Non ha alcun interesse per i soldi, per la gloria, per i premi, per le mostre, il successo gli sembra un ostacolo; non legge riviste d'arte, leggeva solamente i poeti. Non sarà un caso che dopo un deludente incontro con un critico, la notte del 16 marzo 1955, ad Antibes si getta dal balcone della sua residenza atelier. Aveva 41 anni.                      
Scrive il filosofo e saggista rumeno, suo amico: “Il suo suicidio ha lasciato tutti perplessi. Come spiegarlo? Lo straordinario non ha bisogno di commento. Si può tuttavia fare un’ipotesi che sarà una risposta soltanto per coloro che hanno affrontato l’abisso delle notti in bianco. De Staël conosceva questo abisso da iniziato, da specialista della vertigine. Rimpiangerò sempre di aver ignorato la misura delle sue prove. Se l’avessi intuita sarei sicuramente diventato suo amico, giacché esiste una complicità fra gli insonni, fra questi maledetti puniti per reato di lucidità. Vegliare vuol dire essere coscienti al di là del sopportabile, non poter dimenticare, subire la continuità dell’intollerabile. Mentre quelli che dormono incominciano ogni mattina un altro giorno, per l’insonne oblio non è possibile, poiché giorno e notte egli affronta incessantemente lo stesso inferno. Fu al terzo tentativo che per de Staël l’incubo ebbe fine. Non si tratta dunque di un’improvvisazione ma di una necessità, di un compimento, insomma di una liberazione. Le sue opere degli ultimi anni testimoniano una febbre, un’apocalissi interiore che esigeva il coronamento della morte […]. Ancora giovane era giunto al termine di sé stesso. Dopo tutto avrebbe potuto rinunciare alla pittura, cessare senza dramma di puntare su sé stesso, e abbandonarsi a un nulla qualsiasi, dunque tollerabile. Ma non ha voluto sopravvivere a sé stesso, odiava la rassegnazione. Da vero artista, si è rifiutato di venire a patti con la mediocrità della saggezza.”  

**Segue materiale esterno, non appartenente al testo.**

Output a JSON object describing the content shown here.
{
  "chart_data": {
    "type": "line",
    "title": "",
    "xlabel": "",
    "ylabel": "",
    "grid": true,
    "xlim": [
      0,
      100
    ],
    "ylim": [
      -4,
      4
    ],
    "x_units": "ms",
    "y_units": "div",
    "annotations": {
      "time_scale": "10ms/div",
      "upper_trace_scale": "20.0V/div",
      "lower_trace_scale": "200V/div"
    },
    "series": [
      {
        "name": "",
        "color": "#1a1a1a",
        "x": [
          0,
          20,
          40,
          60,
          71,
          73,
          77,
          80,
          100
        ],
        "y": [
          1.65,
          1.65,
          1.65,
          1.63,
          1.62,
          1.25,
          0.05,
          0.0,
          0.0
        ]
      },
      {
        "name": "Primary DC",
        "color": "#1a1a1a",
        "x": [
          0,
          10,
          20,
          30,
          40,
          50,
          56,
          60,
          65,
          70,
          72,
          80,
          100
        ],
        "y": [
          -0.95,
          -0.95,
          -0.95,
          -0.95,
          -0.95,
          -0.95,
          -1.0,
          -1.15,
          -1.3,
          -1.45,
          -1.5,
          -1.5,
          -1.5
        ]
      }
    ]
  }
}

Io penso anche ai suoi quattro figli. Ma queste cose, di solito, non si dicono nelle biografie.







una delle sue ultime opere





La tomba di De Staël a Montrouge



1 commento:

  1. “Il suo suicidio ha lasciato tutti perplessi. – scrive Emile Cioran – “Come spiegarlo? Lo straordinario non ha bisogno di commento. Si può tuttavia fare un’ipotesi che sarà una risposta soltanto per coloro che hanno affrontato l’abisso delle notti in bianco. De Staël conosceva questo abisso da iniziato, da specialista della vertigine. Rimpiangerò sempre di aver ignorato la misura delle sue prove. Se l’avessi intuita sarei sicuramente diventato suo amico, giacché esiste una complicità fra gli insonni, fra questi maledetti puniti per reato di lucidità. Vegliare vuol dire essere coscienti al di là del sopportabile, non poter dimenticare, subire la continuità dell’intollerabile. Mentre quelli che dormono incominciano ogni mattina un altro giorno, per l’insonne oblio non è possibile, poiché giorno e notte egli affronta incessantemente lo stesso inferno.